Good question. It does, but public goods always have this problem. We currently address the problem by granting temporary monopolies on intellectual property so prices can be established for it. This is replacing one market failure with another.
Think about it this way: when humans invent new ways to live healthier lives, we limit the access to these inventions for at least 20 years. Isn't that crazy? Everyone could be living with the benefits of those ideas twenty years earlier, but in order to incentivize the creation of those ideas, we explicitly delay progress.
Instead, we could just pay for intellectual property as a society. This introduces a new problem of deciding the price to pay, which is what merit capitalism solves. An individual picks her own price, then decides how much others have to pay to remain part of her society of people she rewards. That is, if you don't pay her minimum contribution, then she won't do work for you or sell you products, nor will she work for people whose justification for their reward is that they've rewarded you in the past. Your rewards are cut out of her economy, which makes rewarding you less valuable for every other human. There's one less place for other humans to go to get rewarded for rewarding you.
Does this lead to the optimal price of public goods? There's no proof that it does, but I don't think such a proof is possible. Intellectual property leads to the price that monopoly power achieves, which clearly isn't an optimal price. In merit capitalism, society will iterate until their prices achieve a level of progress they collectively find desirable.

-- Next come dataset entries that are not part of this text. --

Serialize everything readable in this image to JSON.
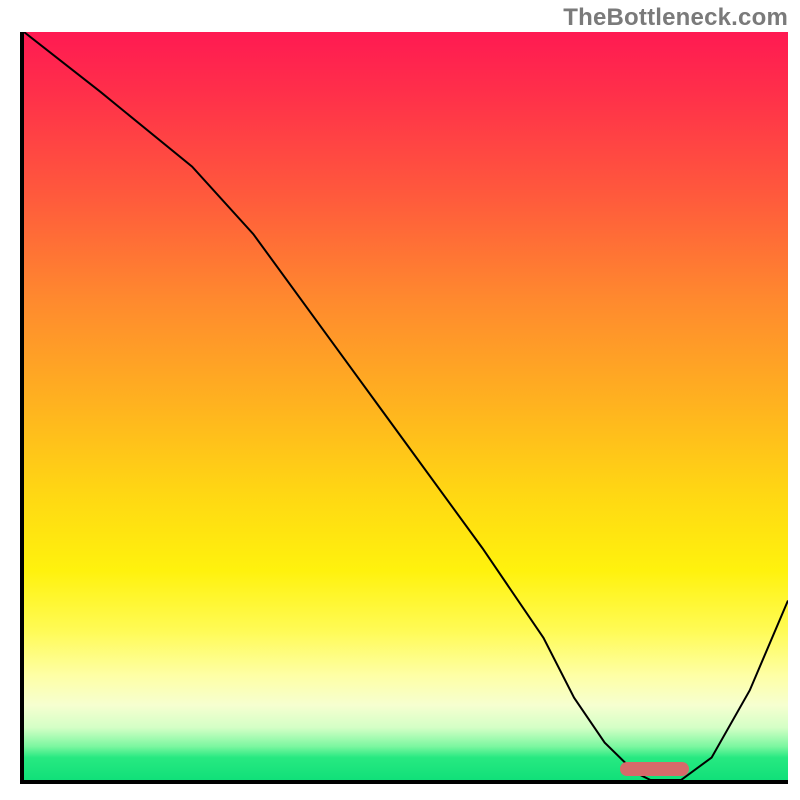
{
  "watermark": "TheBottleneck.com",
  "colors": {
    "border": "#000000",
    "curve": "#000000",
    "marker": "#d66a6a"
  },
  "chart_data": {
    "type": "line",
    "title": "",
    "xlabel": "",
    "ylabel": "",
    "xlim": [
      0,
      100
    ],
    "ylim": [
      0,
      100
    ],
    "background": "bottleneck-gradient (red→yellow→green vertical)",
    "series": [
      {
        "name": "bottleneck-curve",
        "x": [
          0,
          10,
          22,
          30,
          40,
          50,
          60,
          68,
          72,
          76,
          80,
          82,
          86,
          90,
          95,
          100
        ],
        "values": [
          100,
          92,
          82,
          73,
          59,
          45,
          31,
          19,
          11,
          5,
          1,
          0,
          0,
          3,
          12,
          24
        ]
      }
    ],
    "marker": {
      "x_start": 78,
      "x_end": 87,
      "y": 0.5
    },
    "grid": false,
    "legend": false
  }
}
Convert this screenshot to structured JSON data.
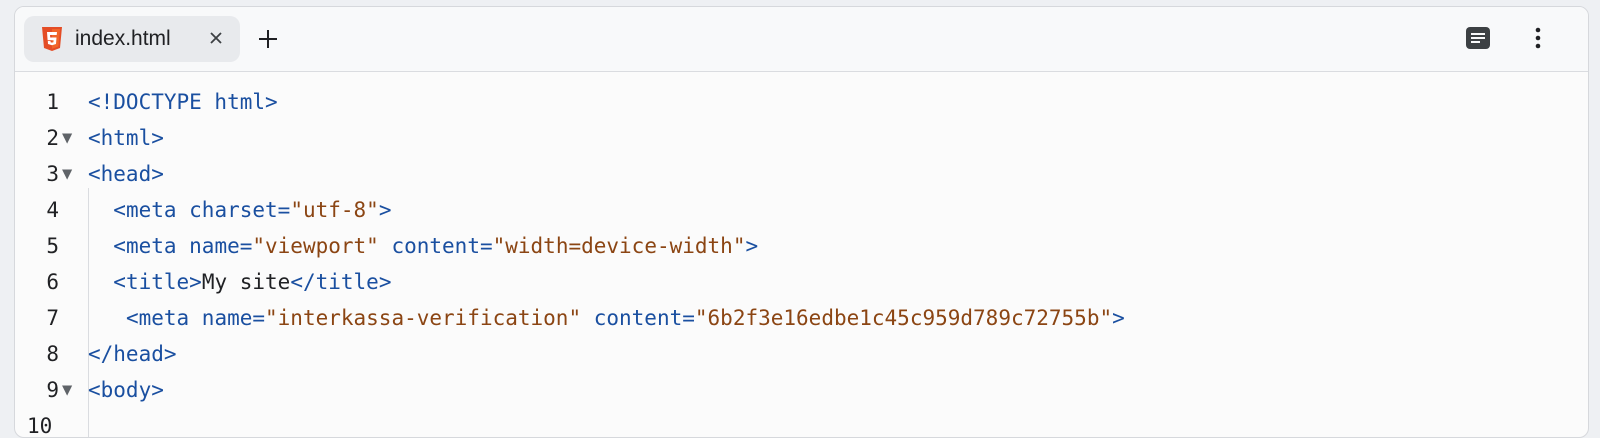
{
  "tab": {
    "title": "index.html",
    "icon": "html5-icon",
    "close_glyph": "×"
  },
  "toolbar": {
    "new_tab_glyph": "+",
    "reader_icon": "reader-mode-icon",
    "menu_glyph": "⋮"
  },
  "colors": {
    "tag": "#1a4fa0",
    "string": "#8b4513",
    "text": "#202124",
    "html5_orange": "#e44d26"
  },
  "editor": {
    "lines": [
      {
        "n": "1",
        "fold": "",
        "indent": "",
        "tokens": [
          [
            "tag",
            "<!DOCTYPE html>"
          ]
        ]
      },
      {
        "n": "2",
        "fold": "▼",
        "indent": "",
        "tokens": [
          [
            "tag",
            "<html>"
          ]
        ]
      },
      {
        "n": "3",
        "fold": "▼",
        "indent": "",
        "tokens": [
          [
            "tag",
            "<head>"
          ]
        ]
      },
      {
        "n": "4",
        "fold": "",
        "indent": "  ",
        "tokens": [
          [
            "tag",
            "<meta "
          ],
          [
            "attr",
            "charset="
          ],
          [
            "str",
            "\"utf-8\""
          ],
          [
            "tag",
            ">"
          ]
        ]
      },
      {
        "n": "5",
        "fold": "",
        "indent": "  ",
        "tokens": [
          [
            "tag",
            "<meta "
          ],
          [
            "attr",
            "name="
          ],
          [
            "str",
            "\"viewport\""
          ],
          [
            "attr",
            " content="
          ],
          [
            "str",
            "\"width=device-width\""
          ],
          [
            "tag",
            ">"
          ]
        ]
      },
      {
        "n": "6",
        "fold": "",
        "indent": "  ",
        "tokens": [
          [
            "tag",
            "<title>"
          ],
          [
            "txt",
            "My site"
          ],
          [
            "tag",
            "</title>"
          ]
        ]
      },
      {
        "n": "7",
        "fold": "",
        "indent": "   ",
        "tokens": [
          [
            "tag",
            "<meta "
          ],
          [
            "attr",
            "name="
          ],
          [
            "str",
            "\"interkassa-verification\""
          ],
          [
            "attr",
            " content="
          ],
          [
            "str",
            "\"6b2f3e16edbe1c45c959d789c72755b\""
          ],
          [
            "tag",
            ">"
          ]
        ]
      },
      {
        "n": "8",
        "fold": "",
        "indent": "",
        "tokens": [
          [
            "tag",
            "</head>"
          ]
        ]
      },
      {
        "n": "9",
        "fold": "▼",
        "indent": "",
        "tokens": [
          [
            "tag",
            "<body>"
          ]
        ]
      },
      {
        "n": "10",
        "fold": "",
        "indent": "",
        "tokens": []
      }
    ]
  }
}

"the committee is notorious for two things; its obsessive secrecy and an institutional aversion to controversy"
The committee is certainly secretive, but as this makes it difficult to see exactly what candidates were considered and how decisions were made, it is hard to tell whether the committee has actively tried to avoid controversy.
Agreed. The committee specifically awarded Prusiner (solely) the prize for the discovery of prions, because the committee for medical prizes (which turns out to be a bunch of structural biologists) was 100% convinced he was right, and they specifically told him that they were awarding him the prize to give him money to continue his research, because they knew his funding had been denied. (Memories of Madness, Prusiner).
Is this the kind of thing that the America Invent Act of 2011 made worse? I've long felt that moving to a FItF system opens the door to disputes like this, or at least exacerbates already-existing and potentially confusing timeline disputes.
...but patenting proteins still feels ridiculous. This is information that all of humanity has, basically, equal access to. Finding something in this pile "first" and planting a flag in the ground seems like a pretty terrible way to share knowledge. There is a somewhat forced analogy here between genetic exploration and global exploration in the colonial period, but I think most historians would agree that the "I got here first" model of "rights" ended up exacerbating existing gaps between haves and have-nots.